Je me suis sans doute laissé influencer par la profession policière de l’auteur ! Cette « biographie » n’est pas fausse mais elle me semble plus proche d’une fiche anthropométrique du « sommier » que de la vie passionnée, quelque peu romanesque et cocasse de celui que nous reconnaissons comme un « gone » de chez nous.
L’auteur paraît peu ou mal connaître l’âme lyonnaise, il ne la saisit que de l’extérieur, elle lui glisse entre les doigts.
Je pense que Folliet est encore plus fils de Marius Gonin que de Marc Sangnier, que des dominicains de « Sept », que de « Temps Présent » ou de la « Vie Catholique ». Certes, Bernardot, Hourdin, Fumet, Sauvageot ont un rôle important dans la vie de Joseph Folliet « journaliste » mais j’estime que la vocation « sociale » de cet homme hors norme a mûri dans le quartier d’Ainay et particulièrement Rue du Plat à Lyon.
Je n’ai pas remarqué le nom de « Jouguelet » dans ce livre.
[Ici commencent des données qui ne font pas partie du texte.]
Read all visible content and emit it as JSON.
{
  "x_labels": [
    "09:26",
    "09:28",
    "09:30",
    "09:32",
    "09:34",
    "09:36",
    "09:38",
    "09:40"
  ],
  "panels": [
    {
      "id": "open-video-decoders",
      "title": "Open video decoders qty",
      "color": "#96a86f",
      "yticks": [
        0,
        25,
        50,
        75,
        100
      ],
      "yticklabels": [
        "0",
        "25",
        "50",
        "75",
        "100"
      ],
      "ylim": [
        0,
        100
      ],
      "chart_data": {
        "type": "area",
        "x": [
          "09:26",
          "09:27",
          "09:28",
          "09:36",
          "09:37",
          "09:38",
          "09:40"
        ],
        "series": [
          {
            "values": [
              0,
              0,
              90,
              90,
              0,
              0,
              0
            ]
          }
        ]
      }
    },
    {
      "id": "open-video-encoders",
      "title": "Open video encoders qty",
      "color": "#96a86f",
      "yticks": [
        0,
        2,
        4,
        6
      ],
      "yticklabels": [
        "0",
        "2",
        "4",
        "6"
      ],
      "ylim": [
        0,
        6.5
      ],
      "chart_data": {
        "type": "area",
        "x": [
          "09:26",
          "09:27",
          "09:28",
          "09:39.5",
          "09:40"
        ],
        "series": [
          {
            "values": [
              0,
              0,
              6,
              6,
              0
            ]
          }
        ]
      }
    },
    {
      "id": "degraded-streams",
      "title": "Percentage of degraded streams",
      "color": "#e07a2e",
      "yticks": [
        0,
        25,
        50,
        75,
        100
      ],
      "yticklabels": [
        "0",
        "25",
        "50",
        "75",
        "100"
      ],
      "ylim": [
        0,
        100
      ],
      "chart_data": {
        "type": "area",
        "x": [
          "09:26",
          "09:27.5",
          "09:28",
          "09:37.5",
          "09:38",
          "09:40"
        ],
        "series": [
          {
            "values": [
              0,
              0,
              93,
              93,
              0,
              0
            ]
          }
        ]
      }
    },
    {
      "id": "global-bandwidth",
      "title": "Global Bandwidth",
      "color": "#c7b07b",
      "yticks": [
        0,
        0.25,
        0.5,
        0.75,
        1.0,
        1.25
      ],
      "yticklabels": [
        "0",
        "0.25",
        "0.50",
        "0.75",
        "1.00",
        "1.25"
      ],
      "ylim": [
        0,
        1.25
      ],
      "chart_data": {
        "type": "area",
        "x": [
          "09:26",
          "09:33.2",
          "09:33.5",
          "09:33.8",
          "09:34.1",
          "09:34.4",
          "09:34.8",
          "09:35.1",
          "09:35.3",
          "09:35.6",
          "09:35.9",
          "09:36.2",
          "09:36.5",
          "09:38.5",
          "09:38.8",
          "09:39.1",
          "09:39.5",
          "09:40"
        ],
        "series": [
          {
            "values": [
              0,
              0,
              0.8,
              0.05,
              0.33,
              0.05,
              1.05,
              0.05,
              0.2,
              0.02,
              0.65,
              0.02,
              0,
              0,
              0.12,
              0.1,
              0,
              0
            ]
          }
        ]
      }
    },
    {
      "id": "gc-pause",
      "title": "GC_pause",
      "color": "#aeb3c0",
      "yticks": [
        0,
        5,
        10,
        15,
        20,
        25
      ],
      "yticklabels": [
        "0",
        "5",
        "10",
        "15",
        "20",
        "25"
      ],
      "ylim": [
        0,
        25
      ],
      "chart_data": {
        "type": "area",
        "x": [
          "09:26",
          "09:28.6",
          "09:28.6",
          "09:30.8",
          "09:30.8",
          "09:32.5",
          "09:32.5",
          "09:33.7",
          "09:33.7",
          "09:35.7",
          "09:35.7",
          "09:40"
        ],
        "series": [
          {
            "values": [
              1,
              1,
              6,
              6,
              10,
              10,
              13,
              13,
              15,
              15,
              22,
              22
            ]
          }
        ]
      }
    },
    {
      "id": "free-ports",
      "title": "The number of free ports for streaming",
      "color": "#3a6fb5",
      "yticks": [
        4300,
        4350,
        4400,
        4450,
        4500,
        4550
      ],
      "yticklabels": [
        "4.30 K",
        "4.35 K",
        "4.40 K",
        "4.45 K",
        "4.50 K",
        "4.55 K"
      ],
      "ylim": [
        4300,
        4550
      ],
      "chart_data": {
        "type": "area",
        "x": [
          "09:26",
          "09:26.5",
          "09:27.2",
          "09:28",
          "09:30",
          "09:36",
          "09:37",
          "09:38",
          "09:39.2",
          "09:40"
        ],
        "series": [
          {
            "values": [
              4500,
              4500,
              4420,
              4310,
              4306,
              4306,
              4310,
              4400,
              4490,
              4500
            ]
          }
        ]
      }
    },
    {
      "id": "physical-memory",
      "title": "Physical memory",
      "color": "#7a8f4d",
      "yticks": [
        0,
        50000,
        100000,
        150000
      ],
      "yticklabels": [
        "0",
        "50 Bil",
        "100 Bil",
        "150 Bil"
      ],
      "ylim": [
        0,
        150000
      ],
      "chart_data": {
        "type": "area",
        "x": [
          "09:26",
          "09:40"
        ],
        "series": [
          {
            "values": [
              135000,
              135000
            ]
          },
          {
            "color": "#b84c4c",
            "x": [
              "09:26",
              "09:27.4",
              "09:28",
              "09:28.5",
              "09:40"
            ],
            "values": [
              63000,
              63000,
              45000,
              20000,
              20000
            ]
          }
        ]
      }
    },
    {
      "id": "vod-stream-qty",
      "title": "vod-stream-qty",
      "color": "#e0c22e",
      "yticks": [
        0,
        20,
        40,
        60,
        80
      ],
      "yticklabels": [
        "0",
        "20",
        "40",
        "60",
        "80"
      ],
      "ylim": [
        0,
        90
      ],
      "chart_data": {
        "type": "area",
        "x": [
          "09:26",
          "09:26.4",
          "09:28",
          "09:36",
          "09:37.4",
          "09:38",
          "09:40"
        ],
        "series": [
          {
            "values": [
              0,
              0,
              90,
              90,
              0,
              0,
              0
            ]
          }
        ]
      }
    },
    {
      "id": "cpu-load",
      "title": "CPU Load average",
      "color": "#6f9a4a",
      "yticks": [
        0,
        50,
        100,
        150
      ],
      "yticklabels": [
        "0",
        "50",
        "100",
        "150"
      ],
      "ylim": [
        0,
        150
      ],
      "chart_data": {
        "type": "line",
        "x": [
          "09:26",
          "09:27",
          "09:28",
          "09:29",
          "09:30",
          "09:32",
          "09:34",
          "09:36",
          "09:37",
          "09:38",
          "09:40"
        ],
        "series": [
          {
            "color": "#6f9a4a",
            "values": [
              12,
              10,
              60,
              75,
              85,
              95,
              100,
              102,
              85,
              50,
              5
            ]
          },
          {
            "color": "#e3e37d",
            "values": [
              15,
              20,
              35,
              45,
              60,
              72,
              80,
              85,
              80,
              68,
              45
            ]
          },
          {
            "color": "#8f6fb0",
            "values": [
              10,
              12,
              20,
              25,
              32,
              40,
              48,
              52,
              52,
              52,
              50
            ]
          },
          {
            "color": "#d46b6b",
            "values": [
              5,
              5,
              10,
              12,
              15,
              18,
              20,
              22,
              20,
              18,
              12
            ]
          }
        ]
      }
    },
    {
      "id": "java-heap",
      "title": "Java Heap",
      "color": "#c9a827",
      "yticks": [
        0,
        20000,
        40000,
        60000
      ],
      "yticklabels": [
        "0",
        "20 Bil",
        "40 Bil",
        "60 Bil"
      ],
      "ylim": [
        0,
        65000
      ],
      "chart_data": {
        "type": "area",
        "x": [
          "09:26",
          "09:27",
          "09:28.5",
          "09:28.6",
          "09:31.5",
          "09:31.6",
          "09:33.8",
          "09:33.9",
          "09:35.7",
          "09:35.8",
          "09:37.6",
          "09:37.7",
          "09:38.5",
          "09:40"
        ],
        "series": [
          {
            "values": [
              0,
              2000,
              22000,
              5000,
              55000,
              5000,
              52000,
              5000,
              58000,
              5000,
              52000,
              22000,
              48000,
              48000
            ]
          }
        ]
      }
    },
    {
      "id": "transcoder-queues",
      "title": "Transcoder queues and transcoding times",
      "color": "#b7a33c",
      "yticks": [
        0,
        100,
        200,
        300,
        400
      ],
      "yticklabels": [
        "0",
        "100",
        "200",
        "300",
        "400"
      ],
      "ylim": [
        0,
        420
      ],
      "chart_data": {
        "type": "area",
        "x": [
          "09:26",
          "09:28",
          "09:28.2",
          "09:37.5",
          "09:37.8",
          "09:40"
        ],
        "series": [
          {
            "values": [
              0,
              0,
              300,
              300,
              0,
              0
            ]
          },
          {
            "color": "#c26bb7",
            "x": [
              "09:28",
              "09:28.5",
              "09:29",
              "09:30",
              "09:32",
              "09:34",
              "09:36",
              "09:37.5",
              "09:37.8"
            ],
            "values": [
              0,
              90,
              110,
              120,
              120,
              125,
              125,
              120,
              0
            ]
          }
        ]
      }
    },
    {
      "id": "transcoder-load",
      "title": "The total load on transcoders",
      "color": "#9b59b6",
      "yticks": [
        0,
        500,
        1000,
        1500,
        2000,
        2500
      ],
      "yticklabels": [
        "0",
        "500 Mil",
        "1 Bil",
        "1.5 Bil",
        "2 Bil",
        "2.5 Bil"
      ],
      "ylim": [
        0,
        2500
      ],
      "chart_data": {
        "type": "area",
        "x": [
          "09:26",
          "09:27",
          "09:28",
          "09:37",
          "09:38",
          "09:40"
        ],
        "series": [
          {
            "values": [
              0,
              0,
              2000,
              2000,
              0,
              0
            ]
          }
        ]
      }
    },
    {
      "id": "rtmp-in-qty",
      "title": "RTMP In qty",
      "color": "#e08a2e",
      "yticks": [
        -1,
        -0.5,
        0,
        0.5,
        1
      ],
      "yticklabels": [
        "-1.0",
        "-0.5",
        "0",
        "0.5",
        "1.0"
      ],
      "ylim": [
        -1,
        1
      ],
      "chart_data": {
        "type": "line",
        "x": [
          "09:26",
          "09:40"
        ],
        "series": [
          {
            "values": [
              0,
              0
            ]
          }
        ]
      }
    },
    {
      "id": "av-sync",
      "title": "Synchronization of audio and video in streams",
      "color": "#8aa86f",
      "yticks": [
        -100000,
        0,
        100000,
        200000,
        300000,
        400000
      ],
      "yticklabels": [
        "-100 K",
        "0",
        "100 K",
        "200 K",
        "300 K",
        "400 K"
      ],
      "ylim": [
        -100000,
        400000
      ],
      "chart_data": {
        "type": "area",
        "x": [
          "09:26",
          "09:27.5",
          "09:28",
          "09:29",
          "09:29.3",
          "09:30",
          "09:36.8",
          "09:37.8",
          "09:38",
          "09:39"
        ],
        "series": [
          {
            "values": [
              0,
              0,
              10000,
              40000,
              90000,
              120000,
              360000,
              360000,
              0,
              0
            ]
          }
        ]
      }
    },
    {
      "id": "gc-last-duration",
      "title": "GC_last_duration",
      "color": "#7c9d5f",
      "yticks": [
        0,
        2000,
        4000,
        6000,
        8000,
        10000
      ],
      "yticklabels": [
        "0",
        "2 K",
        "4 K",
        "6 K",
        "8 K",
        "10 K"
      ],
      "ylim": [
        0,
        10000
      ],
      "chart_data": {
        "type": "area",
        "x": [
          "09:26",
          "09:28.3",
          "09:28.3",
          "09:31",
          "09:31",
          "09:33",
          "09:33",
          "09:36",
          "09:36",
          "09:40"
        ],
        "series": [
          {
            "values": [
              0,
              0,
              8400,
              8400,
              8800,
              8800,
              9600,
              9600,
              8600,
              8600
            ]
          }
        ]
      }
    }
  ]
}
Dommage !
Les intellectuels lyonnais, les prêtres du diocèse de Lyon, les religieux enseignants dans les maisons de formation ou à la Catho, les industriels, et les militants chrétiens de la vie civique, politique, syndicale ou associative ont, à mon avis, charpenté et structuré le dynamisme de Folliet. Leurs influences diverses ont étayé la personnalité attachante de ce géant de l’action sociale.
Grâce à lui beaucoup de « petits bourgeois » de notre ville ont échappé à l’Action Française et sont restés chrétiens grâce à la « Chro ».